Monday, Jul. 01, 1974
West Virginia's Cause Cl
Few people outside West Virginia have heard of Diversified Mountaineer Corp., and by now a lot of West Virginians wish they had never heard of it either. After 14 years of garish existence, the company has gone bust in the biggest cause celebre of the state's not-exactly-voluminous financial history. Its collapse has brought embarrassment or worse to citizens from Governor Arch Moore to thousands of small investors who put their money into high-interest but uninsured D.M.C. savings accounts, and now have little idea how much they can recover.
It all began in 1960, when a group of promoters offered West Virginians up to $10 million in stock in a company organized for the vague purpose of "engaging in diversified types of business." Though the promoters never spelled out what those businesses might be, they somehow sold 1.5 million shares at $2 each. At first they seemed to have little idea what to do with the money. They tried some ill-defined ventures that did not come off. D.M.C. might have suffered an early and unmourned demise had it not entered the obscure "industrial savings and loan" business.
An industrial S and L accepts savings and makes loans at rates unregulated by the Federal Government; by the early 1970s, D.M.C. could pay 7 1/2% to attract savings and collect 15% on consumer loans, both rates much higher than commercial banks or conventional S and Ls could fix. But the freedom from regulation carries a penalty. The deposits are not insured by the Government, as deposits in banks and regular S and Ls are, so if an industrial S and L squanders the money in unwise loans, the depositors have no protection. Between 1960 and 1970, D.M.C. opened or bought seven industrial S and Ls in West Virginia and four more in Virginia, Kentucky and Tennessee. At its peak last year, D.M.C. pulled in savings of $52 million and made $47 million in loans.
The 1962 acquisition of one West Virginia industrial S and L brought D.M.C. the services of Ted R. Price. A superconfident college dropout who had acquired a working knowledge of banking during service with the Army Finance Corps, Price, now 42, swiftly became the company's driving force and, in 1967, its president. Price immediately set out to make D.M.C. West Virginia's biggest corporation.
He started an advertising campaign that featured hillbilly singers twanging the virtues of saving at D.M.C. He also diversified the company's holdings by buying the biggest motel in Charleston, the state capital city; setting up two insurance companies that wrote policies for D.M.C. lending corporations; and organizing a brokerage house that dealt exclusively in D.M.C. stock. If shareholders complained that D.M.C. paid no dividends after 1972, Price replied with the statesmanlike observation that "Sometimes it is necessary to sacrifice profitability for growth." Last year he vowed to buy the First National Bank of South Charleston (assets: $27 million) and in anticipation he had already ordered installation of a bank vault on the ground floor of D.M.C.'s new Charleston headquarters.
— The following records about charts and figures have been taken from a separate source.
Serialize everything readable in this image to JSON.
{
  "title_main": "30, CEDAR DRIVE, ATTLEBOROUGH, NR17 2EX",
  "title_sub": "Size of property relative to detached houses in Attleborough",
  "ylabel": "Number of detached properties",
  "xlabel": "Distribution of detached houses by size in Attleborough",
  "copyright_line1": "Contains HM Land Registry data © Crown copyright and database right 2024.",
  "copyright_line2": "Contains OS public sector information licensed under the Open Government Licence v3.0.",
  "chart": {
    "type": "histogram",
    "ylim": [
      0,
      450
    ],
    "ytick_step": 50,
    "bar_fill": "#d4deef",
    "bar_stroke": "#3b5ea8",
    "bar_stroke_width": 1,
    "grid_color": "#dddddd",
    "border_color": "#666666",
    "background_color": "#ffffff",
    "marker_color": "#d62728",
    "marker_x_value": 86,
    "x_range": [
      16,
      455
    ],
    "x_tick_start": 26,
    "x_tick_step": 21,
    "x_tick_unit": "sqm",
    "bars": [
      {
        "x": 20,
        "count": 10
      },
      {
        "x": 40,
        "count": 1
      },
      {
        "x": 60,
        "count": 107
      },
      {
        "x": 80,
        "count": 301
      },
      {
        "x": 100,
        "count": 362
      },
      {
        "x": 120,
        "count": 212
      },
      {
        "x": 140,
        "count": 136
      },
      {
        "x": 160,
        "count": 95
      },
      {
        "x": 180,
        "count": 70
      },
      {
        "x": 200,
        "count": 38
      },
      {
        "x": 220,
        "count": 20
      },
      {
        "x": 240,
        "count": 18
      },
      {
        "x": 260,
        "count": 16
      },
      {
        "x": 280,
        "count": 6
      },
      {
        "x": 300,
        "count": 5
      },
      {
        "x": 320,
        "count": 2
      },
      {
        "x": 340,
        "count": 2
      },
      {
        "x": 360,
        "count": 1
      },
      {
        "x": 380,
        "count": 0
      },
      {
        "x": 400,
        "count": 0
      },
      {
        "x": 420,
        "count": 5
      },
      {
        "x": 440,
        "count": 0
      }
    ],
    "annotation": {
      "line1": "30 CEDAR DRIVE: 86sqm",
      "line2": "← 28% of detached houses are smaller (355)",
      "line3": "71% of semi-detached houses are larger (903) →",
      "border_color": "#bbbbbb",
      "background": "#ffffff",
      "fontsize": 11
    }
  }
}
It was an odd ambition because the Charleston banking community had consistently shunned Price. One possible reason: though deposits in D.M.C. were not insured, its offices were decorated with a trademark that bore a striking resemblance to the shield that symbolizes the Federal Deposit Insurance Corp. At any rate, the Federal Reserve Board refused to approve the acquisition, and D.M.C. was forced to recall a $1.5 million stock offering that it had planned to finance the purchase.
That was only one of D.M.C.'s troubles. As the Fed's tight-money policies sent interest rates rocketing, the interest that D.M.C. had to pay on savings leaped from a manageable $2.9 million in 1972 to a staggering $4.1 million in 1973. A change in rules adopted by the accounting profession caused D.M.C. to reclassify some balance-sheet items that it had carried as assets and call them liabilities; adjusting to the new rules added $3.3 million to a D.M.C. 1973 loss. About $3.9 million in loans that the company made in 1973 were later classified by an independent auditor as questionable. Worse yet, it had loaned $282,000 to Price and another $26,000 to State Banking Commissioner George Jordan.
Zsa Zsa. In January Jordan finally ordered the company to shut down in West Virginia. A subsequent audit showed that it had lost $8.2 million last year. Governor Moore is now under fire for assuring West Virginians last December that all was well. A federal grand jury is now investigating.
Ted Price has emerged relatively unscathed. Just before Jordan ordered his business to close, he married Susie Anna Pennington, popularly known as "the Zsa Zsa Gabor of Charleston." She had been part proprietor of the Candy Club, a nightspot that featured life-size portraits of herself and a co-owner clad in bikinis. At last report, the newlyweds were honeymooning on a yacht off Florida, where the sailing is considerably smoother than in the rugged mountains of West Virginia.